Le restrizioni previste dalla direttiva europea sugli Ogm si applicano anche agli organismi ottenuti mediante mutagenesi, l’insieme di tecniche sviluppate successivamente alla sua adozione che consentono di modificare il genoma di una specie vivente senza inserire Dna estraneo. Lo ha stabilito la Corte die Giustizia dell’Unione Europea secondo cui gli organismi ottenuti tramite tecniche di mutagenesi, che sono comprese nel più ampio mondo delle nuove tecniche di selezione vegetale (NBTs), rientrano, in linea di principio, nell’ambito di applicazione della direttiva sugli OGM e sono soggetti agli obblighi previsti da quest’ultima.

“Siamo profondamente sorpresi per l’odierna sentenza della Corte di Giustizia dell’UE che, ribaltando il parere depositato a gennaio dall’avvocatura generale, ha stabilito come in linea di principio gli organismi ottenuti mediante nuove tecniche di mutagenesi siano Ogm.
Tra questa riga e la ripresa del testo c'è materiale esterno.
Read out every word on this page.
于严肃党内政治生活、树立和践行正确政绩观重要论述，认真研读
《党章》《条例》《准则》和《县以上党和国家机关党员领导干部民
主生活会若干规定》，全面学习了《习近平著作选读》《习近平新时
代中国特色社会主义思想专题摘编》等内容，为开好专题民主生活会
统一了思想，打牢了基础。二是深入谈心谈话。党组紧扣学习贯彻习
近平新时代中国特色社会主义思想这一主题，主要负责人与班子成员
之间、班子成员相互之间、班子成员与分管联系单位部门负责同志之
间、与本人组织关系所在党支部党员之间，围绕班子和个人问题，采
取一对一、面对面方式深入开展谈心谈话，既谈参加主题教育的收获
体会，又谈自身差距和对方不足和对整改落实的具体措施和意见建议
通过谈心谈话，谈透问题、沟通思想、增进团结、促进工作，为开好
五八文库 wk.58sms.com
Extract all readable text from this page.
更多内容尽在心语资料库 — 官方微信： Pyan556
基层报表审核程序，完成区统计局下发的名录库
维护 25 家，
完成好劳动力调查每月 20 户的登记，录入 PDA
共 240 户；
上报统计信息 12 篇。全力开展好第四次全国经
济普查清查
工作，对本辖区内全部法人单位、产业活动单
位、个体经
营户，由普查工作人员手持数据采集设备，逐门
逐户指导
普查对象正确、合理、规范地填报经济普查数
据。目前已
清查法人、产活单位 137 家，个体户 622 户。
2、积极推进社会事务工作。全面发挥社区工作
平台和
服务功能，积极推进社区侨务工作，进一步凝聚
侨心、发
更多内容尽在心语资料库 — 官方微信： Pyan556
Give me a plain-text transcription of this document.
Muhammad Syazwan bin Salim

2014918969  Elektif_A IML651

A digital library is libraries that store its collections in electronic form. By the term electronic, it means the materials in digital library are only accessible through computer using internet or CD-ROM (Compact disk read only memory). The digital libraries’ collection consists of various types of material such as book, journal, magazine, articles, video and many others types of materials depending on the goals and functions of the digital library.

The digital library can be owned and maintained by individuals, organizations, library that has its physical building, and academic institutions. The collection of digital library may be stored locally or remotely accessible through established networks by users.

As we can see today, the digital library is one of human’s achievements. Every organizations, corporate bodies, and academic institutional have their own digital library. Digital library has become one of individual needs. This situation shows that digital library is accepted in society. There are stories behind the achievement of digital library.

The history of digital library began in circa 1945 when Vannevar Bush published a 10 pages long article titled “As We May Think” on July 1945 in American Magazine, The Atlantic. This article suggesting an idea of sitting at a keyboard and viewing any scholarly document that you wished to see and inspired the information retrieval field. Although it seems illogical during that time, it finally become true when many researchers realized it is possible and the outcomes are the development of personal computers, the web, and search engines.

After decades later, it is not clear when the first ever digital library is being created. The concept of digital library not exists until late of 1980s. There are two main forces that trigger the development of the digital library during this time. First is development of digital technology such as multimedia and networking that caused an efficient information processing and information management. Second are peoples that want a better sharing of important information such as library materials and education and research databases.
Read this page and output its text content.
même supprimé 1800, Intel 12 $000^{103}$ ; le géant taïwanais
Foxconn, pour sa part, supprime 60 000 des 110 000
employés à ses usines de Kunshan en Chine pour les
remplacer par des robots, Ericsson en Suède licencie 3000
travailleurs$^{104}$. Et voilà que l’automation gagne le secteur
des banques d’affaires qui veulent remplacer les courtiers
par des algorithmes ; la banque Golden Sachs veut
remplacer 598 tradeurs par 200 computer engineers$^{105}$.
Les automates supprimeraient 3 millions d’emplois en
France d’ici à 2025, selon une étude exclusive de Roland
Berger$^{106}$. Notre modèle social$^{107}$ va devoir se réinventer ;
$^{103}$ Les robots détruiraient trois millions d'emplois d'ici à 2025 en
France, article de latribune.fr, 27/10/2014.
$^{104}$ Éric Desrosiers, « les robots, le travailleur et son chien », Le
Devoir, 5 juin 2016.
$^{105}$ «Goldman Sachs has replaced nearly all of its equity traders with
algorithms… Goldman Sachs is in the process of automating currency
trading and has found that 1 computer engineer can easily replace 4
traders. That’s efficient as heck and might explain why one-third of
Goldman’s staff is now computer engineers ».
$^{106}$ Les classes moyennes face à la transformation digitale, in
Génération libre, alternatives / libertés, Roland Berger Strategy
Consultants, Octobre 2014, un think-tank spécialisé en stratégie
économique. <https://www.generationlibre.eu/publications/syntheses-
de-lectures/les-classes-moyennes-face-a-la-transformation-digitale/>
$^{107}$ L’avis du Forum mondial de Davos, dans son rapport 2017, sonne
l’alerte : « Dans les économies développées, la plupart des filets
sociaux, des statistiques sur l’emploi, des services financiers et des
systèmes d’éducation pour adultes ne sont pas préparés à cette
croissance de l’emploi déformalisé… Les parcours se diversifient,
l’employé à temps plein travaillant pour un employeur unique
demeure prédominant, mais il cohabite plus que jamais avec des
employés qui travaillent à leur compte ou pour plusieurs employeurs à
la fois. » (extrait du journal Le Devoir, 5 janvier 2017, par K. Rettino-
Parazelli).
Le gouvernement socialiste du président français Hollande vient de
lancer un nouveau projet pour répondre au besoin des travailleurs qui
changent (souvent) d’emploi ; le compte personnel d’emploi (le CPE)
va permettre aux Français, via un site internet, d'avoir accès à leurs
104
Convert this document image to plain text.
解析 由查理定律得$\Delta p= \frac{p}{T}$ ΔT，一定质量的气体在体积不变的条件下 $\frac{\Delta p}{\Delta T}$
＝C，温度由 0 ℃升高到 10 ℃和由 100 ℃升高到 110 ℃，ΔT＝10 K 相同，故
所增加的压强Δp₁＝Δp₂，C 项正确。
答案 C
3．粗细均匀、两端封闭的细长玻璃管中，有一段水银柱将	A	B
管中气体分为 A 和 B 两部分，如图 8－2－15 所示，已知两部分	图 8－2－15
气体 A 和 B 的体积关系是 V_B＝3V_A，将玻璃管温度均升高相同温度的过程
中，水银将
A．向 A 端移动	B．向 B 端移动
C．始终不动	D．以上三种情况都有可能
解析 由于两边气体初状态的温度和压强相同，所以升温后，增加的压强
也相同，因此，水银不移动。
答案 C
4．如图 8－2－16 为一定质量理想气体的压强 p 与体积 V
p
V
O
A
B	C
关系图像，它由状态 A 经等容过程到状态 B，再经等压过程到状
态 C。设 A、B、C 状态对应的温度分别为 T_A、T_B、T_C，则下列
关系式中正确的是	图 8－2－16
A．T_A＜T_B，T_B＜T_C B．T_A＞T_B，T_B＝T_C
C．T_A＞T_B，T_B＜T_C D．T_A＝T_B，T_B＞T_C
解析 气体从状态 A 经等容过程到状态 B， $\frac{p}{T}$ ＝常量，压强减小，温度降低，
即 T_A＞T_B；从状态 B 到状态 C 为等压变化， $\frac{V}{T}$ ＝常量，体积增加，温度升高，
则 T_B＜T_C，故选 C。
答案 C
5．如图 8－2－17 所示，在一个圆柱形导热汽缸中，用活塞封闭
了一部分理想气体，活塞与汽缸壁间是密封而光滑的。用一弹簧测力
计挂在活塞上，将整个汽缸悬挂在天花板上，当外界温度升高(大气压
E in quanto tali soggetti agli obblighi previsti dalla direttiva comunitaria in materia”. Questo il commento di Confagricoltura sul pronunciamento sulla mutagenesi.
“Si tratta di una tecnica innovativa in continua evoluzione – rimarca l’Organizzazione degli imprenditori agricoli – dalla cui applicazione, utilizzata anche dai ricercatori italiani, possono derivare risultati positivi per la salvaguardia delle nostre produzioni”.
Queste nuove biotecnologie, a parere di Confagricoltura, possono, infatti, contribuire alla riduzione degli sprechi alimentari, a garantire una produzione alimentare sostenibile, a tutelare le nostre produzioni tipiche, oggi minacciate da malattie di difficile controllo, in continua evoluzione, e dai cambiamenti climatici.
“La sentenza della Corte – prosegue L’Organizzazione – tracciando di fatto una distinzione netta tra tecniche tradizionali ed innovative che penalizza queste ultime, non considera come Ogm gli organismi ottenuti da mutagenesi attraverso tecniche utilizzate convenzionalmente e con una lunga tradizione di sicurezza. Viene affidata però agli Stati Membri la facoltà di includerli ugualmente tra gli Ogm; aprendo così la strada verso possibili disparità tra Paesi membri”.
“E’ una sentenza che richiede una riflessione politica attenta, che magari – auspica concludendo Confagricoltura – porti ad un ripensamento complessivo della direttiva n. 2001/18 del Parlamento europeo e del Consiglio.”